The proposed new terminal at Wichita's Mid-Continent Airport is on hold.
Council members said Tuesday that they want to know more about the prospects of the local economy before they commit to the $160 million project, which has been in the works for about seven years.
Mayor Carl Brewer asked city officials and economists at Wichita State University to monitor sales tax returns and other factors to try to provide the council with a solid forecast of the local economy.
Then, probably in January, the council will decide whether to solicit construction bids. If that happens, the terminal could still open sometime in 2014.
"I think we need to proceed cautiously because we don't know what the economy's going to look like for at least the next six months," Vice Mayor Jeff Longwell said.
Among top concerns:
* News that Louisiana is trying to lure away one of the city's top employers, Hawker Beechcraft.
* Continued layoffs in the city's cornerstone aviation industry.
* Concerns about whether state lawmakers will again subsidize low-cost airlines that fly out of Wichita.

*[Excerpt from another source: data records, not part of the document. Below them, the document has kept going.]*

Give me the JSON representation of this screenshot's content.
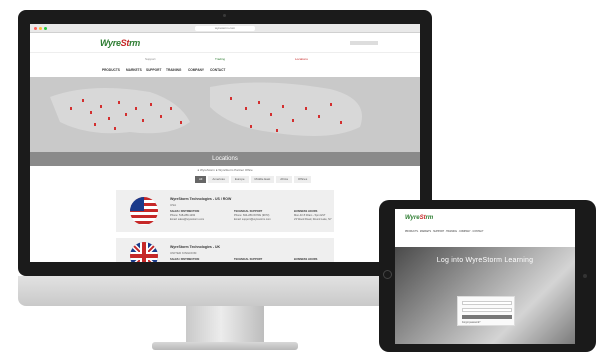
{
  "browser": {
    "url": "wyrestorm.com"
  },
  "site": {
    "logo_main": "Wyre",
    "logo_accent": "St",
    "logo_end": "rm",
    "subbar": [
      "Support",
      "Trading",
      "Locations"
    ],
    "nav": [
      "PRODUCTS",
      "MARKETS",
      "SUPPORT",
      "TRAINING",
      "COMPANY",
      "CONTACT"
    ],
    "map_title": "Locations",
    "legend": "● WyreStorm  ● WyreStorm Partner Office",
    "tabs": [
      "All",
      "Americas",
      "Europe",
      "Middle East",
      "Africa",
      "Offices"
    ],
    "cards": [
      {
        "title": "WyreStorm Technologies - US / ROW",
        "subtitle": "USA",
        "cols": [
          {
            "h": "SALES / DISTRIBUTION",
            "l1": "Phone: 518-289-1293",
            "l2": "Email: sales@wyrestorm.com"
          },
          {
            "h": "TECHNICAL SUPPORT",
            "l1": "Phone: 844-280-WYRE (9973)",
            "l2": "Email: support@wyrestorm.com"
          },
          {
            "h": "BUSINESS HOURS",
            "l1": "Mon-Fri 8:30am - 5pm EST",
            "l2": "23 Wood Road, Round Lake, NY"
          }
        ]
      },
      {
        "title": "WyreStorm Technologies - UK",
        "subtitle": "UNITED KINGDOM",
        "cols": [
          {
            "h": "SALES / DISTRIBUTION",
            "l1": "Phone: +44 (0) 1793 230 343",
            "l2": "Email: sales@wyrestorm.com"
          },
          {
            "h": "TECHNICAL SUPPORT",
            "l1": "Phone: +44 (0) 1793 230 343",
            "l2": "Email: support@wyrestorm.com"
          },
          {
            "h": "BUSINESS HOURS",
            "l1": "Mon-Fri 9am - 5:30pm GMT",
            "l2": "Swindon, United Kingdom"
          }
        ]
      }
    ]
  },
  "tablet": {
    "nav": "PRODUCTS · MARKETS · SUPPORT · TRAINING · COMPANY · CONTACT",
    "hero_title": "Log into WyreStorm Learning",
    "form_link": "Forgot password?"
  },
  "colors": {
    "brand_green": "#2e7d32",
    "brand_red": "#c62828",
    "pin_red": "#d32f2f",
    "map_gray": "#c9c9c9"
  }
}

The new terminal would be paid for with passenger fees, facility charges, airport revenue, rents, landing fees and Federal Aviation Administration and Department of Homeland Security grants. Airlines have told the city and its consultants that it opposes any increase in their fees.
The existing terminal is aging and needs repairs.
In a worst-case scenario, the airport could exhaust its ability to pay off debt for the new terminal, forcing the city to pay it off with taxpayer money.
But the city's consultant, Leigh Fisher, projects that would not happen.
The Wichita Airport Advisory Board voted 7-2 last month in favor of moving forward with the project. That vote followed news in July that the city would postpone the project to reevaluate its financial projections.
Dwight Greenlee, chairman of the advisory board, said he is concerned that the delay could cost the airport if construction costs climb or the cost of borrowing money increases.
"I'm convinced that we have enough things going for us in this community to see our way clear," he said after the council decided to delay.
He said, however, that while the city waits, the Federal Aviation Administration could decide to provide more funding for the project.
"It's a crap shoot," he said.
Airport director Victor White said that he and others are anxious to see what the bids come in at because many recent projects have come in significantly less than engineers' estimates.
"We're all just guessing right now as to what we think it's going to cost," he said.